Après les élections de juillet, il aurait pu en être de même. Chercher, dans un réflexe parlementaire, à constituer une coalition majoritaire n’était pas l’option la meilleure. François Bayrou, en cette circonstance, a proposé une solution bien plus gaullienne : que le chef de l’État place librement à Matignon un homme disposant de sa totale confiance, sincèrement déterminé à obéir à son impulsion, et tout autant résolu à s’entendre avec le Parlement, aussi difficile puisse être cet exercice ; autrement dit maintenir en 2024 la pratique constitutionnelle inaugurée deux ans plus tôt.
Une telle formule n’est pas nouvelle. Déjà au dix-neuvième siècle, sous le règne de Louis-Philippe, aux adeptes du régime parlementaire intégral qui préconisaient que « le roi règne mais ne gouverne pas », d’autres, plus avisés, répondaient : « Le trône n’est pas un fauteuil vide. » Aujourd’hui, nous pourrions dire : « L’Élysée n’est pas une maison vide ».
Selon cette conception, le rôle du gouvernement n’est pas de se soumettre humblement aux injonctions du Parlement en ignorant les préoccupations du chef de l’État, mais de trouver la voie étroite qui permet de les accorder. Il n’est pas de rechercher un compromis entre ce qu’il est convenu d’appeler « les trois blocs » mais entre ces trois blocs et le Président. Il est de trouver au cas par cas des « majorités d’idées », selon le mot d’Edgar Faure, et s’il n’y parvient pas, de proposer l’arbitrage du peuple par référendum comme la Constitution lui en donne le pouvoir.

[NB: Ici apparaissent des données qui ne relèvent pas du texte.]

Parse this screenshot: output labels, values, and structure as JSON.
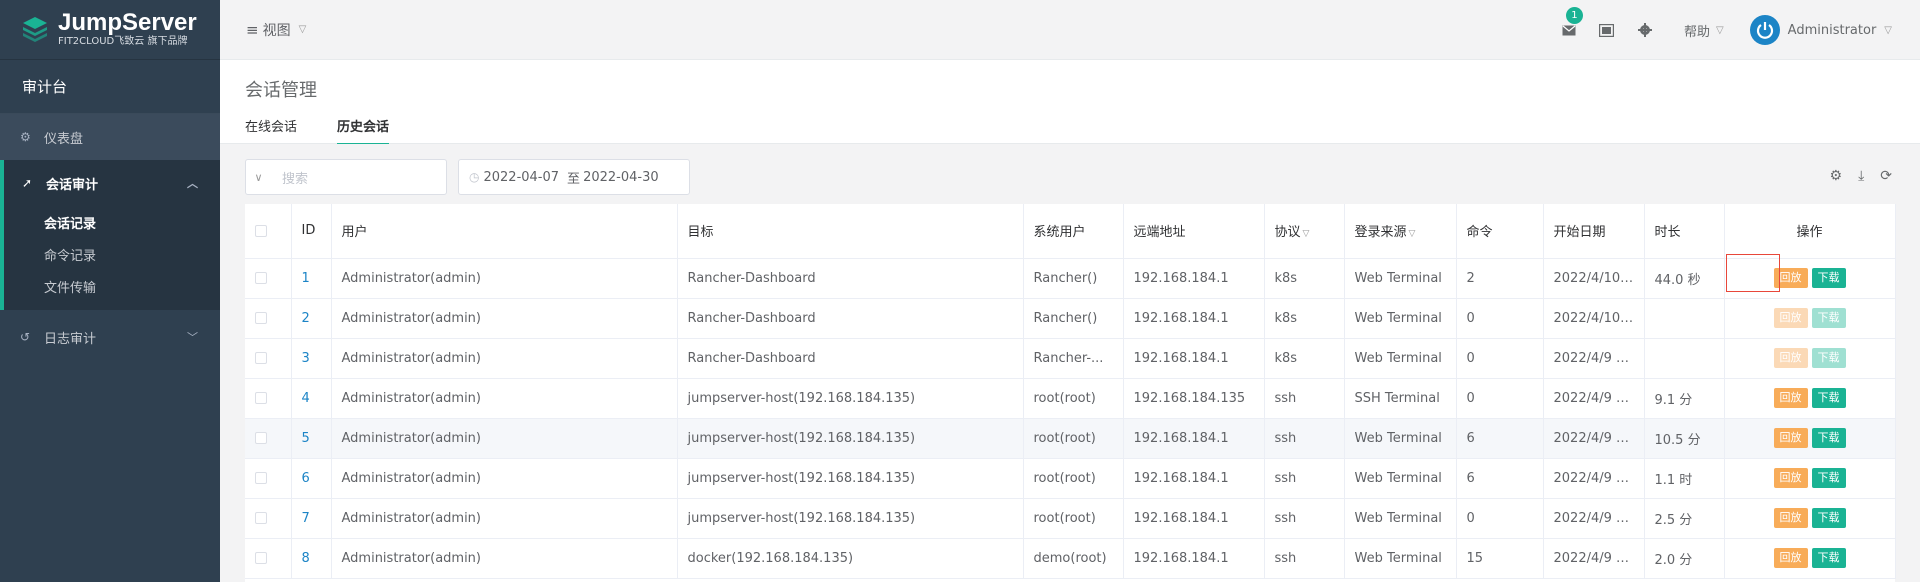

Et pour que le Président reste la clef de voûte, pour qu’il y ait unité de vue et d’action au sein de l’exécutif, le chef du Gouvernement ne doit pas se considérer comme l’arbitre suprême, imposant des compromis de son crû tantôt au Parlement, tantôt au chef de l’État, à la manière de Michel Barnier rendant ses oracles, mais plus modestement comme celui qui par ses conseils aide le Président à trouver ce chemin étroit, qui bâtit patiemment avec lui ce compromis, qui le met en œuvre en loyal second.

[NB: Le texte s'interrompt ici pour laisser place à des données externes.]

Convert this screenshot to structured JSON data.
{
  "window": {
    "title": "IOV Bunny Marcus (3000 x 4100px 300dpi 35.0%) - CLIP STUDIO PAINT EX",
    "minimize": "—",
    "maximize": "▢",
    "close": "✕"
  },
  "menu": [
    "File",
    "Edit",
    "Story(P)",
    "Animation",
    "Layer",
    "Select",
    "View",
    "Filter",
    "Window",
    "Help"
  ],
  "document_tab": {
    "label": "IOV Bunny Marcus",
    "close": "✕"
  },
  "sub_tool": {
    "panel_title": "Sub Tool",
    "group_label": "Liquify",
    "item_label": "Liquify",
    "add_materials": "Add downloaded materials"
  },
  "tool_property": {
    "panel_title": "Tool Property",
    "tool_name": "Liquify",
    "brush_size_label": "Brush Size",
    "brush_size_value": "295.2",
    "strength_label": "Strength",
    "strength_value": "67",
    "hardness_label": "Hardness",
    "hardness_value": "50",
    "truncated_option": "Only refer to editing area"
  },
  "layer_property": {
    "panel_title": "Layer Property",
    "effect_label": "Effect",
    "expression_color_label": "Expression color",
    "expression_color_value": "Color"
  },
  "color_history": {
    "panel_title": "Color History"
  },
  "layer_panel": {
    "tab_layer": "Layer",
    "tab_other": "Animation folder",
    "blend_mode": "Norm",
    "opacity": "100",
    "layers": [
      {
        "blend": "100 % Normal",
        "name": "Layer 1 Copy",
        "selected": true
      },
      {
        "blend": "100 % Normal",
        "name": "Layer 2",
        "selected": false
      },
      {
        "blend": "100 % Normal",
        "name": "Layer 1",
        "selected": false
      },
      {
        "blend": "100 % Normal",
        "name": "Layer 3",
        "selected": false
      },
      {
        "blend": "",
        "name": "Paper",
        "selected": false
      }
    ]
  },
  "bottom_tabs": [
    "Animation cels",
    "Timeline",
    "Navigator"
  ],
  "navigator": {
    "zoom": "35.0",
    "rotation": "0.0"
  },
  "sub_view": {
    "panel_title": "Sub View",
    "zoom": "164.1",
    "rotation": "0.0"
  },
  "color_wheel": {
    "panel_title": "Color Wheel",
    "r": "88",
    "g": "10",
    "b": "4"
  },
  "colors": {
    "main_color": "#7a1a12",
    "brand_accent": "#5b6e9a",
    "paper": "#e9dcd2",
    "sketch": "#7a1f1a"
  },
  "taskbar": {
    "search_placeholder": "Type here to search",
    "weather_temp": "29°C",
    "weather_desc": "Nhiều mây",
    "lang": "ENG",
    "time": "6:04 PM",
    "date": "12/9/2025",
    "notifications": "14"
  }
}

Pour cela, un nouveau sacre présidentiel est nécessaire.
Reconnaissons toutefois que maintenir ainsi le Président en première ligne suppose qu’il ait objectivement le poids politique lui permettant de le faire, autrement dit que sa légitimité démocratique soit intacte. Or elle ne l’est pas.
En décidant de provoquer des élections législatives sitôt connu le résultat de l’élection européenne, Emmanuel Macron l’a lui-même anéantie en considérant qu’elle venait d’être détruite et qu’elle devait être retrouvée dans les urnes. Il aurait pu, comme on s’y attendait, nier qu’on fût en droit de tirer quelque conséquence majeure de ce scrutin secondaire, pas plus qu’on n’en eût tiré d’élections régionales, départementales ou municipales. Et on l’aurait suivi. Mais il ne l’a pas fait.

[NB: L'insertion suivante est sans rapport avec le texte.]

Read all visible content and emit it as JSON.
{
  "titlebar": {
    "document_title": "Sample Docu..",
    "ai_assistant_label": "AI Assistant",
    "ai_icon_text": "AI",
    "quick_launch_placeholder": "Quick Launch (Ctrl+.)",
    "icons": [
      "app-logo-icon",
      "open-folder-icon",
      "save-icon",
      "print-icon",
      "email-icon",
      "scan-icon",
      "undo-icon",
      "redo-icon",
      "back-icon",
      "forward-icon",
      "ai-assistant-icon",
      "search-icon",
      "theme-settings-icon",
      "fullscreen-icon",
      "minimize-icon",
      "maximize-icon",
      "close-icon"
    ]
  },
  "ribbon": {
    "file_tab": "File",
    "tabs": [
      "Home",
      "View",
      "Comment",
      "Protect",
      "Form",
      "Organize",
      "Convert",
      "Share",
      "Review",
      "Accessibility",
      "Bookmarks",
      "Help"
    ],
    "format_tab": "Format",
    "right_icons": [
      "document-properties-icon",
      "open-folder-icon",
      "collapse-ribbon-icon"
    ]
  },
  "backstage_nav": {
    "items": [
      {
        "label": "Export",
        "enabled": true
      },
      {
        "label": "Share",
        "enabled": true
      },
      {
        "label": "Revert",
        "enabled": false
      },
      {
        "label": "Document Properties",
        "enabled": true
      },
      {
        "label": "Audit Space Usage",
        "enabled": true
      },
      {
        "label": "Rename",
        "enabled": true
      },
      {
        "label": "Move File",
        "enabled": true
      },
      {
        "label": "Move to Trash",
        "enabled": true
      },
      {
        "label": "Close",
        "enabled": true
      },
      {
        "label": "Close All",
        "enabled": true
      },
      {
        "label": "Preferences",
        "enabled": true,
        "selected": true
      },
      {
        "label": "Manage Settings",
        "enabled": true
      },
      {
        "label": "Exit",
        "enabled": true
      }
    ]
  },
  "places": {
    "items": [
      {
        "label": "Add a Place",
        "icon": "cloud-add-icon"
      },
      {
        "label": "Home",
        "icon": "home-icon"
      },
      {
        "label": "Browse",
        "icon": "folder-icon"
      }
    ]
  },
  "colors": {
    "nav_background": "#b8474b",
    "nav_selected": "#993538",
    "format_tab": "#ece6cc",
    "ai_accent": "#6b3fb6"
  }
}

Et, comme le dit encore le fondateur de la Cinquième République, lorsque les élections ont lieu après une dissolution, à la différence de celles qui se déroulent à leur date normale, c’est une question de confiance que le Président pose au pays. « Alors, si le Président est désavoué par le peuple, il doit évidemment s’en aller, qu’il l’ait ou non annoncé. »
Et s’il le doit, ce n’est pas seulement parce que c’est un devoir démocratique de se retirer quand le peuple vous rejette, c’est parce que, de fait, il n’est plus l’incarnation légitime de la volonté nationale, qu’il n’a plus la force politique nécessaire pour exercer pleinement son rôle. Il n’y a plus de Président, seulement un « locataire de l’Élysée », un locataire à qui son congé a été signifié. Le palais présidentiel ne peut plus être autre chose qu’une « maison vide ».
Or sans clef de voûte, l’édifice constitutionnel s’écroule, le monde politique, toutes tendances confondues, est frappé d’impuissance. La crise est là. Ce qui importe n’est donc pas de se demander s’il faut chasser du pouvoir un vaincu des urnes, mais de retrouver à la barre un Président ayant l’appui explicite du peuple souverain et qui par cela seul, quel que soit l’équilibre des forces au Parlement, et grâce à notre judicieuse Constitution, soit en capacité de gouverner.
Pour cela, il faut un nouveau sacre populaire, une nouvelle élection présidentielle.